Sri Lankan protest over 'disappeared'
Weeping parents have been demonstrating in the Sri Lankan capital, Colombo, asking what has become of close family members who have disappeared.
The protesters gathered on a hot street corner near the town hall.
Most of those grieving were Tamil and from the former war areas of north and east Sri Lanka. They solemnly held pictures of their missing loved ones.
The issue of disappearances still causes agony for many Sri Lankans, who do not know where to get help.
"We want our children," the protesters chanted. "Where are our children? Dear president, please listen."
The war has been over two years, they said, but their children remain missing.

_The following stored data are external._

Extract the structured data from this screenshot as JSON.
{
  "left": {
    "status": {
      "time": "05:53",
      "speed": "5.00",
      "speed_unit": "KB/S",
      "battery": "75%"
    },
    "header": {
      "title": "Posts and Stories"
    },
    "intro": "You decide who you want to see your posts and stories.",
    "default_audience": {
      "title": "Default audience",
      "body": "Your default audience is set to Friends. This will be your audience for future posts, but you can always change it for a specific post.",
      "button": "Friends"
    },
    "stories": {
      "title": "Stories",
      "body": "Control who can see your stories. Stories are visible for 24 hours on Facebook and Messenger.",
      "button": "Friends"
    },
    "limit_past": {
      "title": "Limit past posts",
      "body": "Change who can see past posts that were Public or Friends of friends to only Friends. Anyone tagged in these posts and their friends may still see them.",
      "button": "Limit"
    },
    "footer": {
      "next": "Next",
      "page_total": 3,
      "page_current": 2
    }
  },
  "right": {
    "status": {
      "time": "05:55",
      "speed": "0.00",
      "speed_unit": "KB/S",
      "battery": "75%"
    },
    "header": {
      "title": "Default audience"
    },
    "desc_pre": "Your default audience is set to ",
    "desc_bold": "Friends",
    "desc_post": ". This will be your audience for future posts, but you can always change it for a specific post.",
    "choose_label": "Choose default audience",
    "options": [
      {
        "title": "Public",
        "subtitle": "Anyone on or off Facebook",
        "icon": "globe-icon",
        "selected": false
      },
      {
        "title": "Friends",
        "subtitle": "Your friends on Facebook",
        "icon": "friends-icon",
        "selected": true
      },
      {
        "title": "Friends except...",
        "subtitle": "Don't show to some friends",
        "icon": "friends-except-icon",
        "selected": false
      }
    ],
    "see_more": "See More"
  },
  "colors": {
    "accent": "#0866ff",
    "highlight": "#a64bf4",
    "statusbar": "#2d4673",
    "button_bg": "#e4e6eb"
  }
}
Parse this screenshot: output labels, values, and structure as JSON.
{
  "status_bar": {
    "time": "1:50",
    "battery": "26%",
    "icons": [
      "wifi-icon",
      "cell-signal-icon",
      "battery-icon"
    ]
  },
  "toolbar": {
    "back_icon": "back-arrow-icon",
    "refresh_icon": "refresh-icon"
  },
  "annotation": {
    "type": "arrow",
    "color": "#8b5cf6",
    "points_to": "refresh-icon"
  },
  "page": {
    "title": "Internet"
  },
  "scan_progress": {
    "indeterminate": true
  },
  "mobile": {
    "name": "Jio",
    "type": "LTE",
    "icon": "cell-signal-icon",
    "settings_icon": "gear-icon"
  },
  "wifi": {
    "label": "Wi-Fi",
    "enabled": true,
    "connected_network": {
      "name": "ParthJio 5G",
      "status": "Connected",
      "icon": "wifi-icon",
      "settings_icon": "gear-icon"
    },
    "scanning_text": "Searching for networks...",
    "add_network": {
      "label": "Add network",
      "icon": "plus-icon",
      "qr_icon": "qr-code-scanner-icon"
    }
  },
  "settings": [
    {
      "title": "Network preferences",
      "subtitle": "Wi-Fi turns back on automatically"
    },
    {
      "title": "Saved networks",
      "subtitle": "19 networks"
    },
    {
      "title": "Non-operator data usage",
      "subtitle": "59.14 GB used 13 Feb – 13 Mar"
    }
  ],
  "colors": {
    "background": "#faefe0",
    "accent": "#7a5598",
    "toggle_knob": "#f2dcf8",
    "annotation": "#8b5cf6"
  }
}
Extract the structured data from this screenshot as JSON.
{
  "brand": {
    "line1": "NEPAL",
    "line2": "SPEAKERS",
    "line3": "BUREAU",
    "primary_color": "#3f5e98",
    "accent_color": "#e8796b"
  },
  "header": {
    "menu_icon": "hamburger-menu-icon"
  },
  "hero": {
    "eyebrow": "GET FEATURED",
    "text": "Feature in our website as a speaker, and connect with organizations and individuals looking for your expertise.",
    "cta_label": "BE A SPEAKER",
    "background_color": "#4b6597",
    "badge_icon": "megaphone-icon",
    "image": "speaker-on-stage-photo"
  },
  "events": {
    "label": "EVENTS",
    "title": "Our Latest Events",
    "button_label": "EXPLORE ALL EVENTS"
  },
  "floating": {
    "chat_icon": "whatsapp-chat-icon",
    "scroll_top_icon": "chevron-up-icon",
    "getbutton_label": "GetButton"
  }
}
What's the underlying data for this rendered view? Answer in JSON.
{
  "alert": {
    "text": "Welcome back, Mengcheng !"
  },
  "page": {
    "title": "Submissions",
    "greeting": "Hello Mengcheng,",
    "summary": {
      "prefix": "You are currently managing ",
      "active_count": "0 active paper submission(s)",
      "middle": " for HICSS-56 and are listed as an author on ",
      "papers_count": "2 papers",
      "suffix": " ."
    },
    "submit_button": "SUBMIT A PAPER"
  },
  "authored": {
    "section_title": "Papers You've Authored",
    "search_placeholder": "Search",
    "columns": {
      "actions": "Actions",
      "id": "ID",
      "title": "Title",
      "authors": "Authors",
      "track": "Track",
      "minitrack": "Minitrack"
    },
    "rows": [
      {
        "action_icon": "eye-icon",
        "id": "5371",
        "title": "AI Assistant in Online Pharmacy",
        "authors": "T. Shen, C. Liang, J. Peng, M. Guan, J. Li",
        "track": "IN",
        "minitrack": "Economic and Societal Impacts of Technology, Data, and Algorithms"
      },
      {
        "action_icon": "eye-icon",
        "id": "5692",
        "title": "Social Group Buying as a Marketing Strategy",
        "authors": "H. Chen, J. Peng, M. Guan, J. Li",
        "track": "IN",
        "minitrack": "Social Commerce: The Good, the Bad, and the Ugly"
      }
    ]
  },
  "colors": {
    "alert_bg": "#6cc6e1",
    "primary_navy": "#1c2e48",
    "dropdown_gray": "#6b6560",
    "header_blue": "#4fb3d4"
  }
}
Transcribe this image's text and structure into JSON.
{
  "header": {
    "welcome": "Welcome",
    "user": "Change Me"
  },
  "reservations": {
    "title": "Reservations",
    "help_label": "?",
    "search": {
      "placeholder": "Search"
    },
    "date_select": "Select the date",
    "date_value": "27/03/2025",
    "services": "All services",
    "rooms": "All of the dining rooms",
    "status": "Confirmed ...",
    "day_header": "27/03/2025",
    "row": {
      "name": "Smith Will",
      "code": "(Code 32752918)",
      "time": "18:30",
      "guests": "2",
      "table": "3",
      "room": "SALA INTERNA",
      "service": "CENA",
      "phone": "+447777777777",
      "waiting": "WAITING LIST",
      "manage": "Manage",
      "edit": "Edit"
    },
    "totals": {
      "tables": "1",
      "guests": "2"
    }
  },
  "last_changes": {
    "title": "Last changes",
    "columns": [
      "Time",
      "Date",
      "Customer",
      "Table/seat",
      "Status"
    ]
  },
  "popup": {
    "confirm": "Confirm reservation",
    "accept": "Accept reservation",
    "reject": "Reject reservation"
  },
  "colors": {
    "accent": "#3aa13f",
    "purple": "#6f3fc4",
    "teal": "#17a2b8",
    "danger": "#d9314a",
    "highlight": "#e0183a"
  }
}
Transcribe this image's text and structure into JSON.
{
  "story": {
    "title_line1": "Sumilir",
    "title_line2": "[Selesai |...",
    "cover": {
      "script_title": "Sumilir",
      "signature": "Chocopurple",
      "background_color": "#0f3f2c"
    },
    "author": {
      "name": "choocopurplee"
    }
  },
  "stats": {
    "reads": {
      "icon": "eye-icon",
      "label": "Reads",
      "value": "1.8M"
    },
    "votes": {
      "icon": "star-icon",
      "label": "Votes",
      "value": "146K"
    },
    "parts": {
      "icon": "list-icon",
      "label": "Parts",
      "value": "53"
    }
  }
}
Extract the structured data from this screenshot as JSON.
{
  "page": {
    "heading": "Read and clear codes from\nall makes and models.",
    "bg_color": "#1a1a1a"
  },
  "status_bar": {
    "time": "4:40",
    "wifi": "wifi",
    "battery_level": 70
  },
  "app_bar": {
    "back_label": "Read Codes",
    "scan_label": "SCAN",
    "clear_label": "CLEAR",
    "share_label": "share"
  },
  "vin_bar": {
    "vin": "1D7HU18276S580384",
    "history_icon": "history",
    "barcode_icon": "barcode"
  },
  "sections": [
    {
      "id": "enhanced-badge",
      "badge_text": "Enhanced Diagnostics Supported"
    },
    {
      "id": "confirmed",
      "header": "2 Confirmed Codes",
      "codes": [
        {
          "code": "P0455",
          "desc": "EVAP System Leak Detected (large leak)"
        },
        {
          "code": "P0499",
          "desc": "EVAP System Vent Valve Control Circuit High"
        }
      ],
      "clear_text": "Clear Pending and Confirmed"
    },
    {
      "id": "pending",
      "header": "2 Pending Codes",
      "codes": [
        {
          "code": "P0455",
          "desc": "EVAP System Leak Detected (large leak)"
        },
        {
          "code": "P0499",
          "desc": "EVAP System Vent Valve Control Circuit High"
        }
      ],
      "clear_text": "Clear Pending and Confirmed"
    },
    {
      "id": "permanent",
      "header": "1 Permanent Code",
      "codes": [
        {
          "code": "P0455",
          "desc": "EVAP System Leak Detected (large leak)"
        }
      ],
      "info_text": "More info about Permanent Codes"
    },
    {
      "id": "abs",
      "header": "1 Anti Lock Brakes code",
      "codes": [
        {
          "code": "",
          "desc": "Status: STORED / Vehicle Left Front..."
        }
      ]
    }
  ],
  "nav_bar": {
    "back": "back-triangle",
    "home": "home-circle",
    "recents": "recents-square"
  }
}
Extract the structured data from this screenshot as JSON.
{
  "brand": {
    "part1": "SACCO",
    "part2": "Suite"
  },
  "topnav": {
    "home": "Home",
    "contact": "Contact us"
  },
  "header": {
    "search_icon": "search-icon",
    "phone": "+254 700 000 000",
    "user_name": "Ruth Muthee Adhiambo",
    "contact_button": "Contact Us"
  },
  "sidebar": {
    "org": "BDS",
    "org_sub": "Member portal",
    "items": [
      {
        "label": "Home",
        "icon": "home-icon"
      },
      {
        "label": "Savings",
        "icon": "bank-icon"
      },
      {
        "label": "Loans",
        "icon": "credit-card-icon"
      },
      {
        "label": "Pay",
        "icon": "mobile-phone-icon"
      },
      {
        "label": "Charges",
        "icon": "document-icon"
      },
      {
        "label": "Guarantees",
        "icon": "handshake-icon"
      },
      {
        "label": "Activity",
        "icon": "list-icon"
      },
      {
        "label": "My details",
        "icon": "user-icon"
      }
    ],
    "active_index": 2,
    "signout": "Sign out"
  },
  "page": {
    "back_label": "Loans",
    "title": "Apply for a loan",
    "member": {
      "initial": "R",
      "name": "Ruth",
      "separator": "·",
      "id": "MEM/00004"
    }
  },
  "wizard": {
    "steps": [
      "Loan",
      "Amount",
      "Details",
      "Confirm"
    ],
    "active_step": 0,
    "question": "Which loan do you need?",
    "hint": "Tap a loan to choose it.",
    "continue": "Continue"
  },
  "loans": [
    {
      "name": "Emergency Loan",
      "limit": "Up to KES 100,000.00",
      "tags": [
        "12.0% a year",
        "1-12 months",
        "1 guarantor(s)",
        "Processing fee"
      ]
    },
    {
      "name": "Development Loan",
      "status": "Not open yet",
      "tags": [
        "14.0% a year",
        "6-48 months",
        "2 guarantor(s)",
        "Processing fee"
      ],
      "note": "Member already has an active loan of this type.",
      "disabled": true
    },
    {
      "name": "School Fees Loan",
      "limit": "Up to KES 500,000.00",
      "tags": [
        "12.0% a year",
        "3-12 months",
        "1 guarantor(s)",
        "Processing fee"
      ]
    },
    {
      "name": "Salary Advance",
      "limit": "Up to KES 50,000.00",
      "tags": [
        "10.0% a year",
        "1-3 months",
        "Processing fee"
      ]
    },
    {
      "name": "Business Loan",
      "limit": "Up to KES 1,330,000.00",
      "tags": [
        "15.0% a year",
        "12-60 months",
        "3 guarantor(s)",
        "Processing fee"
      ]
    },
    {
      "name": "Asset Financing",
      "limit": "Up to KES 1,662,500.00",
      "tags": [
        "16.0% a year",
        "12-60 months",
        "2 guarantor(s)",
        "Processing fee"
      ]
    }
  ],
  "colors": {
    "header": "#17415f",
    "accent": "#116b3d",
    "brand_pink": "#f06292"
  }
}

About 100 family members of disappeared people demonstrated, supported by a student organisation.
Many broke down as they spoke.
Maneswari Chandrarasa said her 19-year-old son, Prabhakaran, had no political connections but was taken away three years ago by men claiming to be from the Criminal Investigation Department.
But the CID subsequently denied any knowledge of it, she said.
"They came inside the house and took my child who was asleep," she said, weeping. "I'm still looking for him. So far there's no reply from the officials. Please give me my child."
Neranjini Nirmalanathan, who had earlier lost her husband to the Tamil Tigers, said soldiers took her son, Mayurathan, in 2007. He was an altar boy at church in Jaffna.
Her enquiries to the authorities since then had gone unanswered. But in June a Tamil newspaper published a photograph of him and five other youths that it says it found on the internet.
She clutches the photograph, which she thinks shows the six in a prison.
"I want my son," she said, sobbing, in English. "Please try and understand, I want my son, without my son I will commit suicide."
Large numbers flocked to testify before the government's own war inquiry commission during its public hearings late last year, though relatively few could be heard.
During the war many saw their children forcibly conscripted by the Tamil Tigers, only to be later detained by the government side and never seen again.
A recent police announcement that families could now seek news of their loved ones at police stations seems to have made little difference.